Huffman Decoding Compressed File

Question

I have a program that produces a Huffman tree based on ASCII character frequency read in a text input file. The Huffman codes are stored in a string array of 256 elements, empty string if the character is not read. This program also encodes and compresses an output file.

I am now trying to decompress and decode my current output file which is opened as an input file and a new output file is to have the decoded message identical to the original text input file.

My thought process for this part of my assignment is to work backwards from the encoding function I have made and read 8 bits at a time and somehow decode the message by updating a variable (string n) which is an empty string at first, through recursion of the Huffman tree until I get a code to output to output file.

I have currently started the function but I am stuck and I am looking for some guidance in writing my current decodeOutput function. All help is appreciated.
My completed encodedOutput function and decodeOutput function is down below:

(For encodedOutput function, fileName is the input file parameter, fileName2 is the output file parameter)

(For decodeOutput function, fileName2 is the input file parameter, fileName 3 is output file parameter)

code[256] is a parameter for both of these functions and holds the Huffman code for each unique character read in the original input file, for example, the character 'H' being read in the input file may have a code of "111" stored in the code array for code[72] at the time it is being passed to the functions.

void encodeOutput(const string & fileName, const string & fileName2, string code[256]) {
    ifstream ifile;//to read file
    ifile.open(fileName, ios::binary);
    if (!ifile) //to check if file is open or not
    {
        die("Can't read again");
    }
    ofstream ofile;
    ofile.open(fileName2, ios::binary);
    if (!ofile) {
        die("Can't open encoding output file");
    }
    int read;
    read = ifile.get();//read one char from file and store it in int
    char buffer = 0, bit_count = 0;
    while (read != -1) {
        for (unsigned b = 0; b < code[read].size(); b++) { // loop through bits (code[read] outputs huffman code)
            buffer <<= 1;
            buffer |= code[read][b] != '0'; 
            bit_count++;
            if (bit_count == 8) {
                ofile << buffer;
                buffer = 0;
                bit_count = 0;
            }
        }
        read = ifile.get();
    }

    if (bit_count != 0)
        ofile << (buffer << (8 - bit_count));

    ifile.close();
    ofile.close();
}

//Work in progress
void decodeOutput(const string & fileName2, const string & fileName3, string code[256]) {
    ifstream ifile;
    ifile.open(fileName2, ios::binary);
    if (!ifile)
    {
        die("Can't read again");
    }
    ofstream ofile;
    ofile.open(fileName3, ios::binary);
    if (!ofile) {
        die("Can't open encoding output file");
    }
    string n = ""; 
    for (int c; (c = ifile.get()) != EOF;) {
        for (unsigned p = 8; p--;) {
            if ((c >> p & 1) == '0') { // if bit is a 0

            }
            else if ((c >> p & 1) == '1') { // if bit is a 1

            }
            else { // Output string n (decoded character) to output file
              ofile << n;
            }
        }
    }
}

Answer 1

The decoding would be easier if you had the original Hoffman tree used to construct the codebook.

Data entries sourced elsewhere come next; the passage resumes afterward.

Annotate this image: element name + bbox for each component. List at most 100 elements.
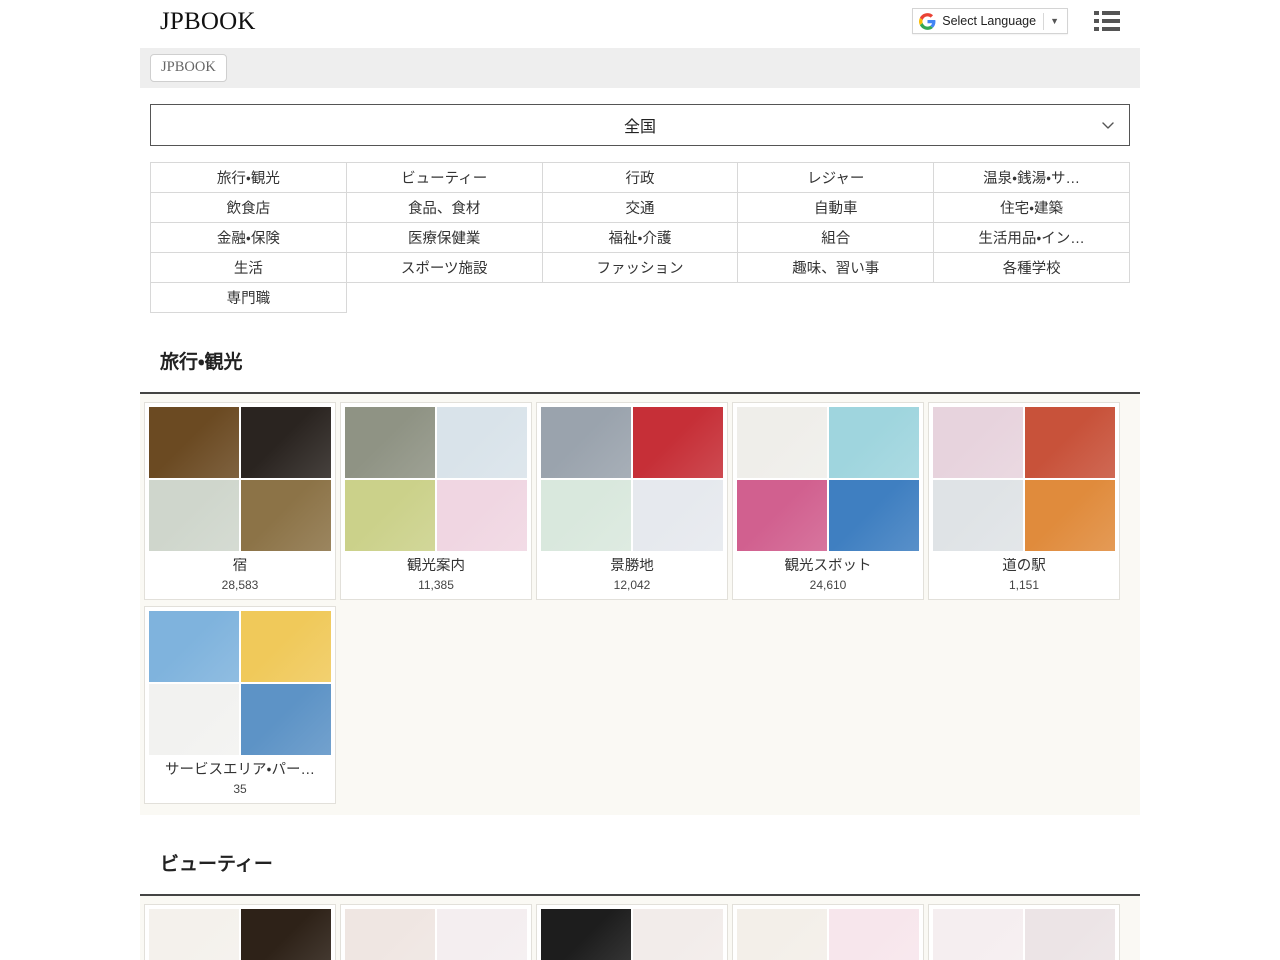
category-card[interactable] — [340, 904, 532, 960]
category-cell[interactable]: 組合 — [738, 223, 934, 253]
breadcrumb-item-jpbook[interactable]: JPBOOK — [150, 54, 227, 81]
card-thumbnail-grid — [541, 407, 723, 551]
category-row: 専門職 — [151, 283, 1130, 313]
site-thumbnail-image — [345, 480, 435, 551]
category-cell-empty — [346, 283, 542, 313]
card-count: 11,385 — [345, 578, 527, 592]
site-title[interactable]: JPBOOK — [160, 9, 256, 34]
category-cell[interactable]: ファッション — [542, 253, 738, 283]
category-card[interactable]: 宿 28,583 — [144, 402, 336, 600]
site-thumbnail-image — [829, 407, 919, 478]
site-thumbnail-image — [633, 909, 723, 960]
category-cell[interactable]: 食品、食材 — [346, 193, 542, 223]
category-table-body: 旅行・観光ビューティー行政レジャー温泉・銭湯・サ…飲食店食品、食材交通自動車住宅… — [151, 163, 1130, 313]
card-label: サービスエリア・パー… — [149, 762, 331, 779]
header-actions: Select Language ▼ — [912, 8, 1120, 34]
category-cell[interactable]: 自動車 — [738, 193, 934, 223]
category-card[interactable] — [536, 904, 728, 960]
category-cell[interactable]: 行政 — [542, 163, 738, 193]
site-thumbnail-image — [1025, 407, 1115, 478]
category-card[interactable]: 景勝地12,042 — [536, 402, 728, 600]
category-card[interactable] — [144, 904, 336, 960]
card-count: 28,583 — [149, 578, 331, 592]
chevron-down-icon[interactable]: ▼ — [1044, 16, 1065, 26]
google-g-icon — [919, 13, 936, 30]
card-count: 24,610 — [737, 578, 919, 592]
site-thumbnail-image — [933, 909, 1023, 960]
category-cell[interactable]: 生活用品・イン… — [934, 223, 1130, 253]
category-cell-empty — [542, 283, 738, 313]
card-count: 1,151 — [933, 578, 1115, 592]
category-cell[interactable]: 福祉・介護 — [542, 223, 738, 253]
section-title: ビューティー — [140, 815, 1140, 896]
card-thumbnail-grid — [737, 909, 919, 960]
category-cell[interactable]: 温泉・銭湯・サ… — [934, 163, 1130, 193]
sections-container: 旅行・観光宿28,583観光案内11,385景勝地12,042観光スポット24,… — [0, 313, 1280, 960]
site-thumbnail-image — [541, 909, 631, 960]
category-cell[interactable]: 医療保健業 — [346, 223, 542, 253]
category-cell[interactable]: 趣味、習い事 — [738, 253, 934, 283]
card-thumbnail-grid — [541, 909, 723, 960]
region-select-value: 全国 — [624, 113, 656, 137]
category-cell[interactable]: 生活 — [151, 253, 347, 283]
category-cell-empty — [934, 283, 1130, 313]
category-row: 旅行・観光ビューティー行政レジャー温泉・銭湯・サ… — [151, 163, 1130, 193]
site-thumbnail-image — [737, 480, 827, 551]
category-card[interactable] — [732, 904, 924, 960]
site-thumbnail-image — [149, 480, 239, 551]
category-cell[interactable]: 飲食店 — [151, 193, 347, 223]
category-cell[interactable]: 住宅・建築 — [934, 193, 1130, 223]
card-thumbnail-grid — [345, 909, 527, 960]
site-thumbnail-image — [345, 909, 435, 960]
card-label: 観光案内 — [345, 558, 527, 575]
site-thumbnail-image — [1025, 909, 1115, 960]
site-thumbnail-image — [541, 480, 631, 551]
category-card[interactable]: サービスエリア・パー… 35 — [144, 606, 336, 804]
card-thumbnail-grid — [737, 407, 919, 551]
region-select[interactable]: 全国 — [150, 104, 1130, 146]
site-thumbnail-image — [1025, 480, 1115, 551]
site-thumbnail-image — [241, 684, 331, 755]
site-thumbnail-image — [437, 909, 527, 960]
page-root: JPBOOK Select Language ▼ — [0, 0, 1280, 960]
breadcrumb: JPBOOK — [140, 48, 1140, 88]
card-count: 35 — [149, 782, 331, 796]
category-cell[interactable]: ビューティー — [346, 163, 542, 193]
google-translate-widget[interactable]: Select Language ▼ — [912, 8, 1068, 34]
category-cell[interactable]: 金融・保険 — [151, 223, 347, 253]
chevron-down-icon — [1101, 118, 1115, 132]
site-thumbnail-image — [241, 611, 331, 682]
site-thumbnail-image — [345, 407, 435, 478]
site-thumbnail-image — [829, 480, 919, 551]
card-count: 12,042 — [541, 578, 723, 592]
site-thumbnail-image — [149, 611, 239, 682]
category-card[interactable]: 観光スポット24,610 — [732, 402, 924, 600]
category-section: 旅行・観光宿28,583観光案内11,385景勝地12,042観光スポット24,… — [140, 313, 1140, 815]
category-cell[interactable]: 各種学校 — [934, 253, 1130, 283]
site-thumbnail-image — [241, 909, 331, 960]
category-cell[interactable]: 交通 — [542, 193, 738, 223]
site-thumbnail-image — [241, 407, 331, 478]
card-grid — [140, 896, 1140, 960]
category-cell[interactable]: レジャー — [738, 163, 934, 193]
top-header: JPBOOK Select Language ▼ — [0, 0, 1280, 42]
card-label: 宿 — [149, 558, 331, 575]
card-thumbnail-grid — [149, 909, 331, 960]
translate-label: Select Language — [942, 14, 1043, 28]
site-thumbnail-image — [829, 909, 919, 960]
site-thumbnail-image — [933, 407, 1023, 478]
region-select-wrapper: 全国 — [150, 104, 1130, 146]
site-thumbnail-image — [633, 407, 723, 478]
category-cell[interactable]: 専門職 — [151, 283, 347, 313]
site-thumbnail-image — [149, 684, 239, 755]
category-card[interactable] — [928, 904, 1120, 960]
card-grid: 宿 28,583 観光案内 11,385 景勝地12,042観光スポット24,610道の… — [140, 394, 1140, 815]
category-card[interactable]: 道の駅1,151 — [928, 402, 1120, 600]
category-cell[interactable]: 旅行・観光 — [151, 163, 347, 193]
list-menu-icon[interactable] — [1094, 9, 1120, 33]
category-cell[interactable]: スポーツ施設 — [346, 253, 542, 283]
site-thumbnail-image — [149, 909, 239, 960]
category-row: 飲食店食品、食材交通自動車住宅・建築 — [151, 193, 1130, 223]
category-section: ビューティー — [140, 815, 1140, 960]
category-card[interactable]: 観光案内 11,385 — [340, 402, 532, 600]
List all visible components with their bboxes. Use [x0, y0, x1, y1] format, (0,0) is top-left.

But suppose you only have the codebook (ie, the string code[256] ) but not the original Hoffman tree. What you can do is the following:

• Partition the codebook into groups of codewords with different lengths. Say the codebook consists of codewords with n different lengths: L ₀ < L ₁ < ... < L _n-1 .
• Read (but do not consume yet) k bits from input file, with k increasing From L ₀ up to L _n-1 , until you find a match between the input k bits and a codeword of length k = L _i for some i.
• Output the 8-bit character corresponding to the matching codeword, and consume the k bits from input file.
• Repeat until all bits from input file are consumed.

If the codebook were constructed correctly, and you always look up the codewords in increasing length, you should never find a sequence of input bits which you cannot find a matching codeword.

Effectively, in terms of the Hoffman tree equivalence, every time you compare k input bits with a group of codewords of length k, you are checking whether a leaf at tree level-k contains an input-matching codeword; every time you increase k to the next longer group of codewords, you are walking down the tree to a higher level (say level-0 is the root).